Mr Shea stopped in his tracks at the titters. "Yes, that's right," he said "The sound of angels." Reading everyone's mind, Shea added: "I could never have put it so eloquently."
This was false modesty. Mr Shea's daily briefings are a catalogue of soundbites and powerful quotes. The Serbian leader is Pol Pot or Al Capone. Fleeing refugees stripped of their identity documents are going through "an Orwellian nightmare" or "trading in their property rights for a train ticket to oblivion".
Live television broadcasts of his news conferences have turned 45-year-old Mr Shea into a household name. In fact Mr Shea is a reluctant star and his new role as Nato's frontman, constantly in the spotlight, churning out selective information and overblown rhetoric, is something those close to him believe he is uneasy with.
Mr Shea is no newcomer to Nato. For 18 years he has been with the alliance, the last six as spokesman. He is a favourite with the Brussels-based press. "He is the consummate journalists' friend," says one. "He yanked Nato into the 20th century and made it a more open place." It is hard to find a journalist with a complaint.
Affable and unassuming, his impeccable courtesy and air of local-boy-made-good contrasts with the style of other British spin doctors, such as Alastair Campbell, or Gordon Brown's former mouthpiece, Charlie Whelan.

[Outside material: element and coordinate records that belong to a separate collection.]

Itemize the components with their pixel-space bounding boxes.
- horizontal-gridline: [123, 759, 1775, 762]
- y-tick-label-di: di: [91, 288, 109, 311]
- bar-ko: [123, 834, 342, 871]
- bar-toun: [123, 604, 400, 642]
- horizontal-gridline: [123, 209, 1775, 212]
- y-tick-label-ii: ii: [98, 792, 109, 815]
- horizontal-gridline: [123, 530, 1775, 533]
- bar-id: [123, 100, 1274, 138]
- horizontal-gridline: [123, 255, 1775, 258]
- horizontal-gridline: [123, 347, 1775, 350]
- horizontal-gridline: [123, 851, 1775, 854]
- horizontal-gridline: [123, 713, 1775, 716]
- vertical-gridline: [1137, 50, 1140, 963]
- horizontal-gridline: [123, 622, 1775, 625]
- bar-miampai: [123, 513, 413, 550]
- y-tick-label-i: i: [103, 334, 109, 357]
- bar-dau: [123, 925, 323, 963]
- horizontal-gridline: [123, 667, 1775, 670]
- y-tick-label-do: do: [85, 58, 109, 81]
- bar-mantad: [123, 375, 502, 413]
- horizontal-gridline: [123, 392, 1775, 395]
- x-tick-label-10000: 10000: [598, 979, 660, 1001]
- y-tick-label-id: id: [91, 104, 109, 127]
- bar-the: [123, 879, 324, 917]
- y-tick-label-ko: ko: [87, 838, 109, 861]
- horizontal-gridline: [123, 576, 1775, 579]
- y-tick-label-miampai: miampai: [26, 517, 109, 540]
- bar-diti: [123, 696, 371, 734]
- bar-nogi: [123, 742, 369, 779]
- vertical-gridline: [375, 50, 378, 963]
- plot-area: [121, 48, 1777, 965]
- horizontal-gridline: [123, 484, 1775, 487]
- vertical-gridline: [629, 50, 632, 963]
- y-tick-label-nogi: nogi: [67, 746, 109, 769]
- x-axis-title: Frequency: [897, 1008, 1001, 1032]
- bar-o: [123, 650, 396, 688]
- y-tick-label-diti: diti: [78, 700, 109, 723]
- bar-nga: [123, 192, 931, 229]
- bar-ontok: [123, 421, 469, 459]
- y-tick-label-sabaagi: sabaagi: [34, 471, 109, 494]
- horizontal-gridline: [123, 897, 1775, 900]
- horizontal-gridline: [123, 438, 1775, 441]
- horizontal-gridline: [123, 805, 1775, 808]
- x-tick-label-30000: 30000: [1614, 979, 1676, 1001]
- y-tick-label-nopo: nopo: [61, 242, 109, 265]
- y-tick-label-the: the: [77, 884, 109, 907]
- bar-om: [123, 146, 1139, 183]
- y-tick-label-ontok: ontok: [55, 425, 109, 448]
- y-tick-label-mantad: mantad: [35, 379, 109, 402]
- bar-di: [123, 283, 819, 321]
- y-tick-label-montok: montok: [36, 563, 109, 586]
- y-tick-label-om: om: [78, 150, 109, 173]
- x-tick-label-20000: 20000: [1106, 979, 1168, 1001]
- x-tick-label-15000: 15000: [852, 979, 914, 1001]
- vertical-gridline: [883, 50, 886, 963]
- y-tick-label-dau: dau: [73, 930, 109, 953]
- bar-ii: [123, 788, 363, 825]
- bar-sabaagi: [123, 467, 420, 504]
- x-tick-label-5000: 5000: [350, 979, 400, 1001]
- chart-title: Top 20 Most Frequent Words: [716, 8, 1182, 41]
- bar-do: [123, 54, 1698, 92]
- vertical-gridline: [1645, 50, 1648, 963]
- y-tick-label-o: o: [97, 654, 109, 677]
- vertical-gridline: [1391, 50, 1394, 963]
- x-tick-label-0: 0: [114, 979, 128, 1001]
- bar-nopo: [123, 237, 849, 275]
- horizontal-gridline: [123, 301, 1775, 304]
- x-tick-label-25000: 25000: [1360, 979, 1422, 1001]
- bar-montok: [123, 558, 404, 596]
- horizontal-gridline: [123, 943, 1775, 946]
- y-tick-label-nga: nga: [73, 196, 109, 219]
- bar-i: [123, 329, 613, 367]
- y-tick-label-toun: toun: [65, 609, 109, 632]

Someone who first met him when Mr Shea was a Nato minute-taker stresses how he has remained a shy and modest man: "He is not a performer. He is uncomfortable when he has to accompany [the Nato secretary-general, Javier] Solana to London and they stay at Claridges. He'd rather go to the pub."
But this self-effacing side belies the authority he commands within the alliance. Mr Shea is in his own right a heavyweight academic who earned a doctorate from Oxford after a First in History and French from Sussex University.
His accent has attracted much comment, particularly in the class-obsessed British press, the subtext being: how did someone who sounds like Frank Butcher of EastEnders get to be the voice of the transatlantic military alliance?
Mr Shea is now being blamed for a number of Nato "exaggerations". Two French newspapers this week accused him of "propagating rumours". Now he has been embarrassed by Nato's admission that it bombed residential districts in the Kosovo capital, Pristina.
Those who know him say he is sincere in his feelings, both for the plight of the Kosovo Albanians and his belief in the "fundamental gospel" of Nato. As the messenger for Nato's actions and policies he is now being shot for Nato's mistakes.
But Mr Shea is more than a messenger. He has allowed himself, however reluctantly, to become the public face of the allied campaign. And, having started, he must go on justifying it, whatever happens.